In Österreich reißt etwa jede Stunde ein vorderes Kreuzband, berichtet Assoz. Prof. Patrick Sadoghi von der Universitätsklinik für Orthopädie und Traumatologie an der MedUni Graz. Die Frage „konservativ oder chirurgisch?“ entscheidet laut Assoz. Prof. Christian Fink, Facharzt für Unfallchirurgie in Innsbruck, darüber, wann der Betroffene wieder mit sportlichen Aktivitäten beginnen kann. Ein Umdenken registriert Fink auch bei den Patienten mit Kreuzbandruptur bezüglich der Frage: Wer kehrt rascher ins sportliche Geschehen zurück? Die Betroffenen wüssten um das Risikopotential, das durch Muskelatrophien und Koordinationsverluste entsteht, und lassen sich mit dem Wiedereinstieg in Belastung und Sport heute zunehmend mehr Zeit als früher.

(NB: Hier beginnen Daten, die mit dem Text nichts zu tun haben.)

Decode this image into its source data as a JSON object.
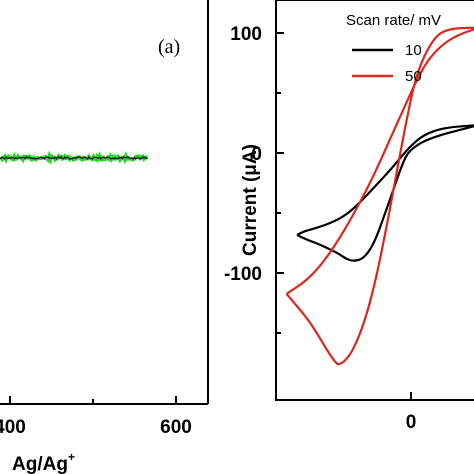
{
  "chart_data": [
    {
      "type": "line",
      "panel_label": "(a)",
      "xlabel": "Ag/Ag⁺",
      "xticks": [
        "400",
        "600"
      ],
      "x_visible_range": [
        380,
        690
      ],
      "series": [
        {
          "color": "#2ad62a",
          "values_x": [
            380,
            600
          ],
          "values_y": [
            0,
            0
          ]
        },
        {
          "color": "#111111",
          "values_x": [
            380,
            600
          ],
          "values_y": [
            0,
            0
          ]
        }
      ],
      "grid": false
    },
    {
      "type": "line",
      "ylabel": "Current (μA)",
      "yticks": [
        "100",
        "0",
        "-100"
      ],
      "xticks": [
        "0"
      ],
      "xlim": [
        -0.09,
        0.21
      ],
      "ylim": [
        -200,
        120
      ],
      "legend": {
        "title": "Scan rate/ mV",
        "placement": "top-right",
        "entries": [
          {
            "label": "10",
            "color": "#000000"
          },
          {
            "label": "50",
            "color": "#d9281e"
          }
        ]
      },
      "series": [
        {
          "name": "10",
          "color": "#000000",
          "x": [
            -0.06,
            -0.045,
            -0.03,
            -0.015,
            0.0,
            0.01,
            0.02,
            0.035,
            0.05,
            0.065,
            0.08,
            0.09,
            0.1,
            0.13,
            0.2,
            0.2,
            0.15,
            0.12,
            0.1,
            0.085,
            0.07,
            0.05,
            0.03,
            0.01,
            -0.01,
            -0.03,
            -0.05,
            -0.06
          ],
          "y": [
            -68,
            -72,
            -75,
            -79,
            -83,
            -87,
            -89,
            -87,
            -75,
            -52,
            -28,
            -12,
            0,
            10,
            20,
            20,
            18,
            12,
            2,
            -8,
            -18,
            -30,
            -42,
            -52,
            -58,
            -62,
            -65,
            -68
          ]
        },
        {
          "name": "50",
          "color": "#d9281e",
          "x": [
            -0.075,
            -0.06,
            -0.045,
            -0.03,
            -0.015,
            -0.005,
            0.0,
            0.01,
            0.02,
            0.035,
            0.05,
            0.065,
            0.08,
            0.095,
            0.11,
            0.13,
            0.15,
            0.2,
            0.2,
            0.16,
            0.13,
            0.11,
            0.09,
            0.07,
            0.05,
            0.03,
            0.01,
            -0.01,
            -0.03,
            -0.05,
            -0.075
          ],
          "y": [
            -115,
            -125,
            -135,
            -148,
            -162,
            -170,
            -172,
            -168,
            -160,
            -140,
            -110,
            -70,
            -25,
            20,
            60,
            85,
            97,
            98,
            98,
            90,
            75,
            55,
            30,
            5,
            -20,
            -42,
            -62,
            -80,
            -95,
            -106,
            -115
          ]
        }
      ],
      "grid": false
    }
  ]
}
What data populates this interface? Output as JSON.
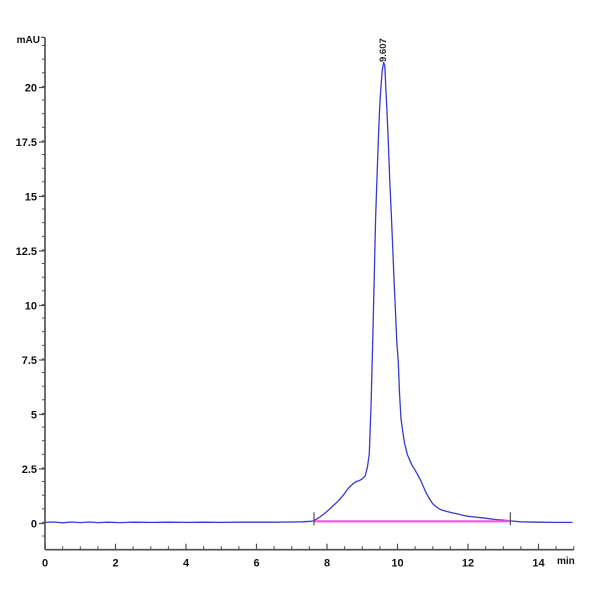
{
  "chart_data": {
    "type": "line",
    "title": "",
    "xlabel": "min",
    "ylabel": "mAU",
    "grid": false,
    "legend": null,
    "x_range": [
      0,
      15
    ],
    "y_range": [
      -1.2,
      22.3
    ],
    "x_ticks_major": [
      0,
      2,
      4,
      6,
      8,
      10,
      12,
      14
    ],
    "x_tick_labels": [
      "0",
      "2",
      "4",
      "6",
      "8",
      "10",
      "12",
      "14"
    ],
    "x_minor_step": 0.5,
    "y_ticks_major": [
      0,
      2.5,
      5,
      7.5,
      10,
      12.5,
      15,
      17.5,
      20
    ],
    "y_tick_labels": [
      "0",
      "2.5",
      "5",
      "7.5",
      "10",
      "12.5",
      "15",
      "17.5",
      "20"
    ],
    "y_minor_step": 0.625,
    "peak": {
      "label": "9.607",
      "retention_time_min": 9.607,
      "height_mAU": 21.15
    },
    "integration": {
      "start_min": 7.63,
      "end_min": 13.2,
      "baseline_mAU": 0.1
    },
    "colors": {
      "trace": "#3a3ace",
      "baseline": "#ff55dd",
      "axis": "#4d4d4d",
      "text": "#111111",
      "marker": "#3f3f3f"
    },
    "series": [
      {
        "name": "UV signal",
        "points": [
          [
            0,
            0.05
          ],
          [
            0.25,
            0.07
          ],
          [
            0.5,
            0.03
          ],
          [
            0.75,
            0.07
          ],
          [
            1.0,
            0.04
          ],
          [
            1.25,
            0.07
          ],
          [
            1.5,
            0.04
          ],
          [
            1.8,
            0.06
          ],
          [
            2.1,
            0.04
          ],
          [
            2.5,
            0.06
          ],
          [
            3.0,
            0.05
          ],
          [
            3.5,
            0.06
          ],
          [
            4.0,
            0.05
          ],
          [
            4.5,
            0.06
          ],
          [
            5.0,
            0.05
          ],
          [
            5.5,
            0.06
          ],
          [
            6.0,
            0.06
          ],
          [
            6.5,
            0.06
          ],
          [
            7.0,
            0.07
          ],
          [
            7.3,
            0.08
          ],
          [
            7.55,
            0.1
          ],
          [
            7.63,
            0.13
          ],
          [
            7.8,
            0.3
          ],
          [
            8.0,
            0.55
          ],
          [
            8.15,
            0.78
          ],
          [
            8.3,
            1.0
          ],
          [
            8.45,
            1.28
          ],
          [
            8.6,
            1.6
          ],
          [
            8.72,
            1.8
          ],
          [
            8.82,
            1.92
          ],
          [
            8.92,
            1.97
          ],
          [
            9.0,
            2.05
          ],
          [
            9.08,
            2.18
          ],
          [
            9.15,
            2.6
          ],
          [
            9.2,
            3.2
          ],
          [
            9.25,
            5.5
          ],
          [
            9.3,
            8.5
          ],
          [
            9.35,
            12.0
          ],
          [
            9.38,
            14.0
          ],
          [
            9.42,
            16.0
          ],
          [
            9.46,
            17.8
          ],
          [
            9.5,
            19.3
          ],
          [
            9.53,
            20.0
          ],
          [
            9.57,
            20.8
          ],
          [
            9.607,
            21.15
          ],
          [
            9.64,
            21.0
          ],
          [
            9.67,
            19.9
          ],
          [
            9.7,
            19.0
          ],
          [
            9.74,
            17.5
          ],
          [
            9.78,
            15.8
          ],
          [
            9.82,
            14.3
          ],
          [
            9.86,
            12.8
          ],
          [
            9.9,
            11.2
          ],
          [
            9.95,
            9.5
          ],
          [
            9.98,
            8.3
          ],
          [
            10.02,
            7.5
          ],
          [
            10.06,
            5.9
          ],
          [
            10.1,
            4.8
          ],
          [
            10.15,
            4.2
          ],
          [
            10.2,
            3.7
          ],
          [
            10.28,
            3.15
          ],
          [
            10.35,
            2.9
          ],
          [
            10.42,
            2.65
          ],
          [
            10.5,
            2.45
          ],
          [
            10.65,
            2.0
          ],
          [
            10.8,
            1.45
          ],
          [
            10.9,
            1.15
          ],
          [
            11.0,
            0.9
          ],
          [
            11.15,
            0.7
          ],
          [
            11.25,
            0.62
          ],
          [
            11.4,
            0.55
          ],
          [
            11.55,
            0.49
          ],
          [
            11.7,
            0.44
          ],
          [
            11.85,
            0.38
          ],
          [
            12.0,
            0.33
          ],
          [
            12.2,
            0.3
          ],
          [
            12.4,
            0.26
          ],
          [
            12.6,
            0.22
          ],
          [
            12.8,
            0.18
          ],
          [
            13.1,
            0.14
          ],
          [
            13.2,
            0.12
          ],
          [
            13.5,
            0.08
          ],
          [
            14.0,
            0.06
          ],
          [
            14.5,
            0.05
          ],
          [
            14.95,
            0.05
          ]
        ]
      }
    ]
  }
}
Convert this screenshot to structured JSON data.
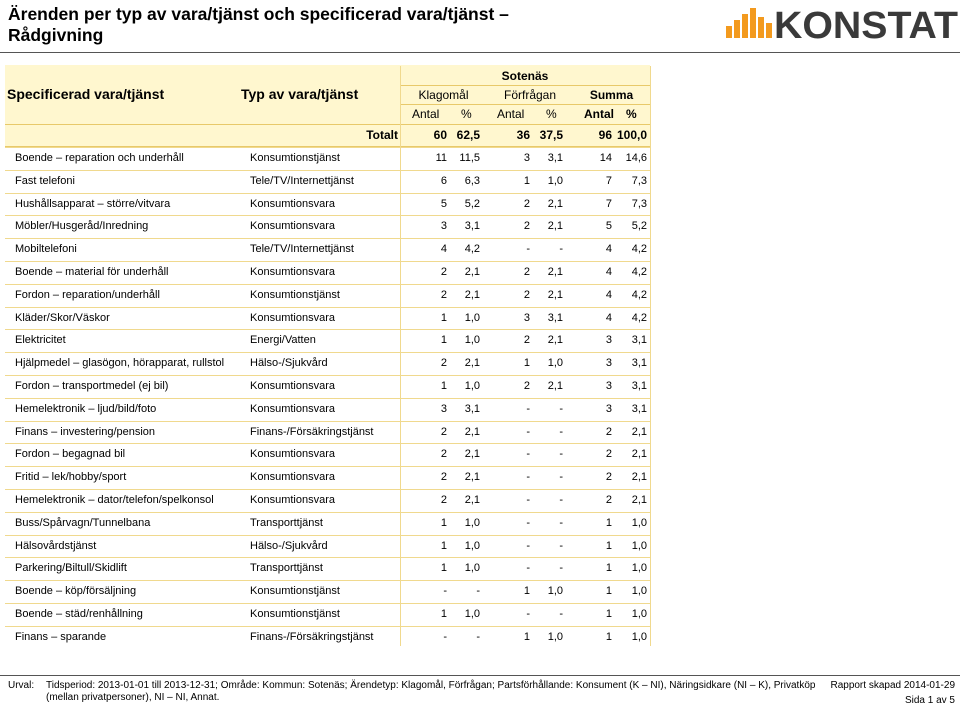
{
  "page": {
    "title_line1": "Ärenden per typ av vara/tjänst och specificerad vara/tjänst –",
    "title_line2": "Rådgivning",
    "logo_text": "KONSTAT"
  },
  "header": {
    "col_spec": "Specificerad vara/tjänst",
    "col_typ": "Typ av vara/tjänst",
    "region": "Sotenäs",
    "groups": [
      "Klagomål",
      "Förfrågan",
      "Summa"
    ],
    "sub_antal": "Antal",
    "sub_pct": "%",
    "total_label": "Totalt",
    "totals": [
      "60",
      "62,5",
      "36",
      "37,5",
      "96",
      "100,0"
    ]
  },
  "rows": [
    {
      "spec": "Boende – reparation och underhåll",
      "typ": "Konsumtionstjänst",
      "v": [
        "11",
        "11,5",
        "3",
        "3,1",
        "14",
        "14,6"
      ]
    },
    {
      "spec": "Fast telefoni",
      "typ": "Tele/TV/Internettjänst",
      "v": [
        "6",
        "6,3",
        "1",
        "1,0",
        "7",
        "7,3"
      ]
    },
    {
      "spec": "Hushållsapparat – större/vitvara",
      "typ": "Konsumtionsvara",
      "v": [
        "5",
        "5,2",
        "2",
        "2,1",
        "7",
        "7,3"
      ]
    },
    {
      "spec": "Möbler/Husgeråd/Inredning",
      "typ": "Konsumtionsvara",
      "v": [
        "3",
        "3,1",
        "2",
        "2,1",
        "5",
        "5,2"
      ]
    },
    {
      "spec": "Mobiltelefoni",
      "typ": "Tele/TV/Internettjänst",
      "v": [
        "4",
        "4,2",
        "-",
        "-",
        "4",
        "4,2"
      ]
    },
    {
      "spec": "Boende – material för underhåll",
      "typ": "Konsumtionsvara",
      "v": [
        "2",
        "2,1",
        "2",
        "2,1",
        "4",
        "4,2"
      ]
    },
    {
      "spec": "Fordon – reparation/underhåll",
      "typ": "Konsumtionstjänst",
      "v": [
        "2",
        "2,1",
        "2",
        "2,1",
        "4",
        "4,2"
      ]
    },
    {
      "spec": "Kläder/Skor/Väskor",
      "typ": "Konsumtionsvara",
      "v": [
        "1",
        "1,0",
        "3",
        "3,1",
        "4",
        "4,2"
      ]
    },
    {
      "spec": "Elektricitet",
      "typ": "Energi/Vatten",
      "v": [
        "1",
        "1,0",
        "2",
        "2,1",
        "3",
        "3,1"
      ]
    },
    {
      "spec": "Hjälpmedel – glasögon, hörapparat, rullstol",
      "typ": "Hälso-/Sjukvård",
      "v": [
        "2",
        "2,1",
        "1",
        "1,0",
        "3",
        "3,1"
      ]
    },
    {
      "spec": "Fordon – transportmedel (ej bil)",
      "typ": "Konsumtionsvara",
      "v": [
        "1",
        "1,0",
        "2",
        "2,1",
        "3",
        "3,1"
      ]
    },
    {
      "spec": "Hemelektronik – ljud/bild/foto",
      "typ": "Konsumtionsvara",
      "v": [
        "3",
        "3,1",
        "-",
        "-",
        "3",
        "3,1"
      ]
    },
    {
      "spec": "Finans – investering/pension",
      "typ": "Finans-/Försäkringstjänst",
      "v": [
        "2",
        "2,1",
        "-",
        "-",
        "2",
        "2,1"
      ]
    },
    {
      "spec": "Fordon – begagnad bil",
      "typ": "Konsumtionsvara",
      "v": [
        "2",
        "2,1",
        "-",
        "-",
        "2",
        "2,1"
      ]
    },
    {
      "spec": "Fritid – lek/hobby/sport",
      "typ": "Konsumtionsvara",
      "v": [
        "2",
        "2,1",
        "-",
        "-",
        "2",
        "2,1"
      ]
    },
    {
      "spec": "Hemelektronik – dator/telefon/spelkonsol",
      "typ": "Konsumtionsvara",
      "v": [
        "2",
        "2,1",
        "-",
        "-",
        "2",
        "2,1"
      ]
    },
    {
      "spec": "Buss/Spårvagn/Tunnelbana",
      "typ": "Transporttjänst",
      "v": [
        "1",
        "1,0",
        "-",
        "-",
        "1",
        "1,0"
      ]
    },
    {
      "spec": "Hälsovårdstjänst",
      "typ": "Hälso-/Sjukvård",
      "v": [
        "1",
        "1,0",
        "-",
        "-",
        "1",
        "1,0"
      ]
    },
    {
      "spec": "Parkering/Biltull/Skidlift",
      "typ": "Transporttjänst",
      "v": [
        "1",
        "1,0",
        "-",
        "-",
        "1",
        "1,0"
      ]
    },
    {
      "spec": "Boende – köp/försäljning",
      "typ": "Konsumtionstjänst",
      "v": [
        "-",
        "-",
        "1",
        "1,0",
        "1",
        "1,0"
      ]
    },
    {
      "spec": "Boende – städ/renhållning",
      "typ": "Konsumtionstjänst",
      "v": [
        "1",
        "1,0",
        "-",
        "-",
        "1",
        "1,0"
      ]
    },
    {
      "spec": "Finans – sparande",
      "typ": "Finans-/Försäkringstjänst",
      "v": [
        "-",
        "-",
        "1",
        "1,0",
        "1",
        "1,0"
      ]
    }
  ],
  "footer": {
    "urval_label": "Urval:",
    "urval_line1": "Tidsperiod: 2013-01-01 till 2013-12-31; Område: Kommun: Sotenäs; Ärendetyp: Klagomål, Förfrågan; Partsförhållande: Konsument (K – NI), Näringsidkare (NI – K), Privatköp",
    "urval_line2": "(mellan privatpersoner), NI – NI, Annat.",
    "created": "Rapport skapad 2014-01-29",
    "page": "Sida 1 av 5"
  },
  "colors": {
    "header_bg": "#fff7cf",
    "grid": "#f0d98e",
    "logo_orange": "#f39a1e",
    "logo_dark": "#3a3a3a"
  }
}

Ein operativer Eingriff ist oft nicht notwendig und hängt immer von der Aktivität des Patienten und der Beanspruchung des Knies ab, so die Experten unisono. Dabei geht es längst nicht nur um Leistungssport: Auch körperlich belastende Berufe oder Fußball mit den (Enkel-)Kindern erfordern die Stabilität des Knies, das durch eine konservative Behandlung in Form von Muskelaufbau allein nicht erreicht werden kann. Bei dieser Patientengruppe tendiert man deshalb zu einer Operation. Mit der Operation allein ist es jedoch „noch lange nicht getan“, betont Fink. „Zahlreiche Rehabilitationsmaßnahmen sind im Anschluss notwendig, um die vollständige Funktion des Knies wieder herzustellen.“ Sadoghi ergänzt: „Die Wiederbelastbarkeit nach einer Operation stellt den vulnerabelsten Moment der gesamten Rekonstruktion dar und sollte vom Operateur festgelegt werden.“

Für Aktivitäten wie gemütliches Schi- oder Radfahren reicht die konservative Therapie aus, betont Fink. Bei der Wahl der richtigen Therapie wird der Betroffene im besten Fall damit belohnt, dass das Knie rascher wieder belastet und mit sportlichen Aktivitäten begonnen werden kann. Wie rasch der Wiedereinstieg tatsächlich gelingt, hängt allerdings auch von zusätzlichen Verletzungen wie Meniskus- oder Knorpelschäden ab: Muss der Meniskus genäht werden, kann es vorkommen, dass der Patient das betreffende Knie die ersten drei oder vier Wochenüberhaupt nicht belasten kann, berichtet Fink. Außerdem variiert der Grad der Instabilität bei Kreuzbandrupturen von Patient zu Patient stark.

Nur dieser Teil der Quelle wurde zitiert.